The first new low-power FM construction permit since January has been issued, to Wimberly Texan Radio, in Wimberly, TX. Also, in the last two weeks 18 new LPFMs have received their licenses.
There was one interesting dismissal from an applicant that the FCC determined was associated with an unlicensed station. As discovered and reported to the Commission by REC Networks, the FCC’s Enforcement Bureau served to Radhames Severino a Notice of Unauthorized Operation on November 7, 2006, followed by a Notice of Apparent Liability on May 26, 2009 for broadcasting on 101.5 FM in Houston, TX without a license. Severino was a party to an application filed by Ministerios del Instituto Biblico Elohim in Cypress, TX.
Federal law prohibits any person formally associated with a pirate station from operating a LPFM. However, as we have learned, the FCC sets a high bar for evidence of unlicensed activity, having even dismissed press reports as insufficient. Effectively the Commission really only accepts evidence collected by its own field agents or law enforcement agencies–in the three states where unlicensed broadcasting is a state-level offense–as sufficient to substantiate dismissing an LPFM application.

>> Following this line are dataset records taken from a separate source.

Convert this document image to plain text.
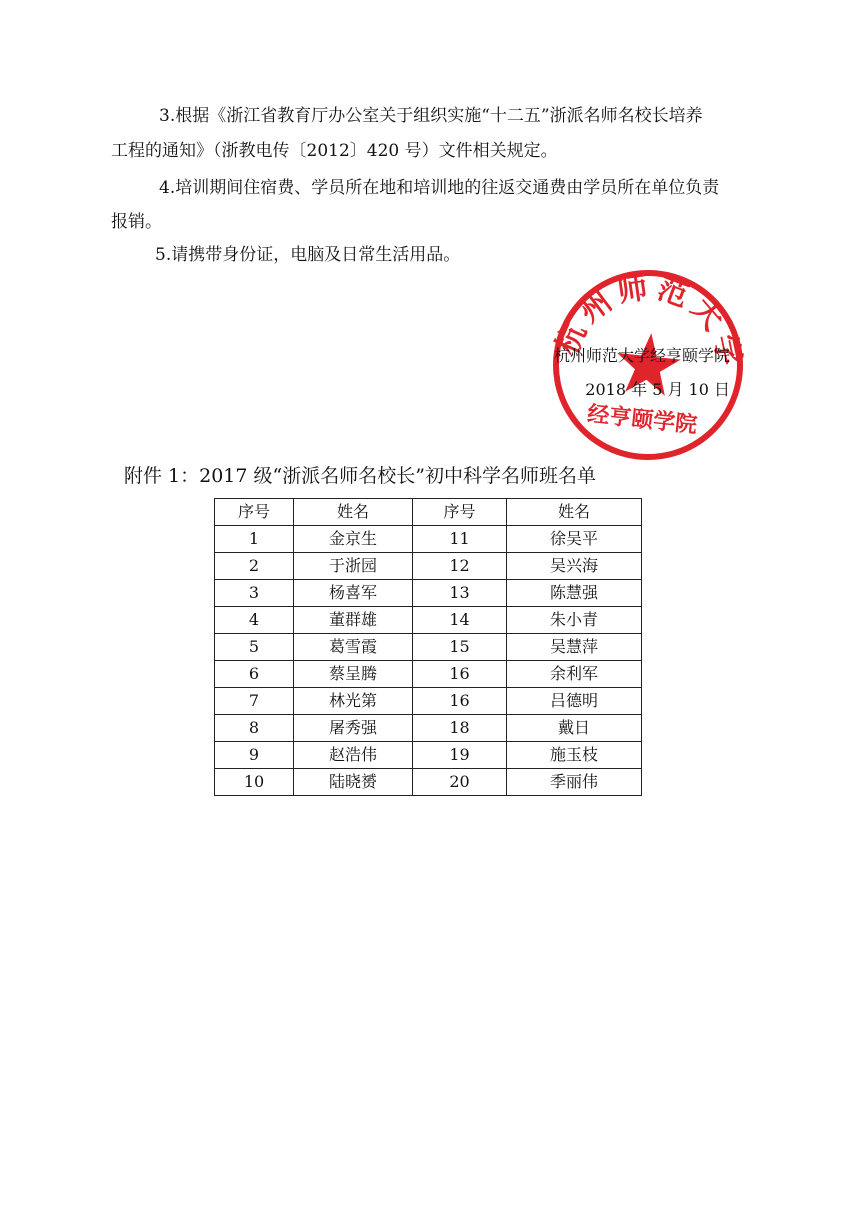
3.根据《浙江省教育厅办公室关于组织实施“十二五”浙派名师名校长培养
工程的通知》（浙教电传〔2012〕420 号）文件相关规定。
4.培训期间住宿费、学员所在地和培训地的往返交通费由学员所在单位负责
报销。
5.请携带身份证，电脑及日常生活用品。
杭州师范大学
经亨颐学院
杭州师范大学经亨颐学院
2018 年 5 月 10 日
附件 1：2017 级“浙派名师名校长”初中科学名师班名单
序号	姓名	序号	姓名
1	金京生	11	徐吴平
2	于浙园	12	吴兴海
3	杨喜军	13	陈慧强
4	董群雄	14	朱小青
5	葛雪霞	15	吴慧萍
6	蔡呈腾	16	余利军
7	林光第	16	吕德明
8	屠秀强	18	戴日
9	赵浩伟	19	施玉枝
10	陆晓赟	20	季丽伟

In this case the FCC indeed had records of Severino’s alleged unlicensed activity, which the accused never formally contested. Yet, it is interesting that it was left up to a third party to turn up this fact, not the Commission itself.
REC also notes that this application was one associated with the infamous Cesar Guel, who has his fingerprints on 245 LPFM applications, a fact that REC and other groups say is in violation of FCC rules limiting most groups and persons to just one application. There are now 85 Guel-associated applications yet to be processed by the FCC, out of a total 118 LPFM applications still pending.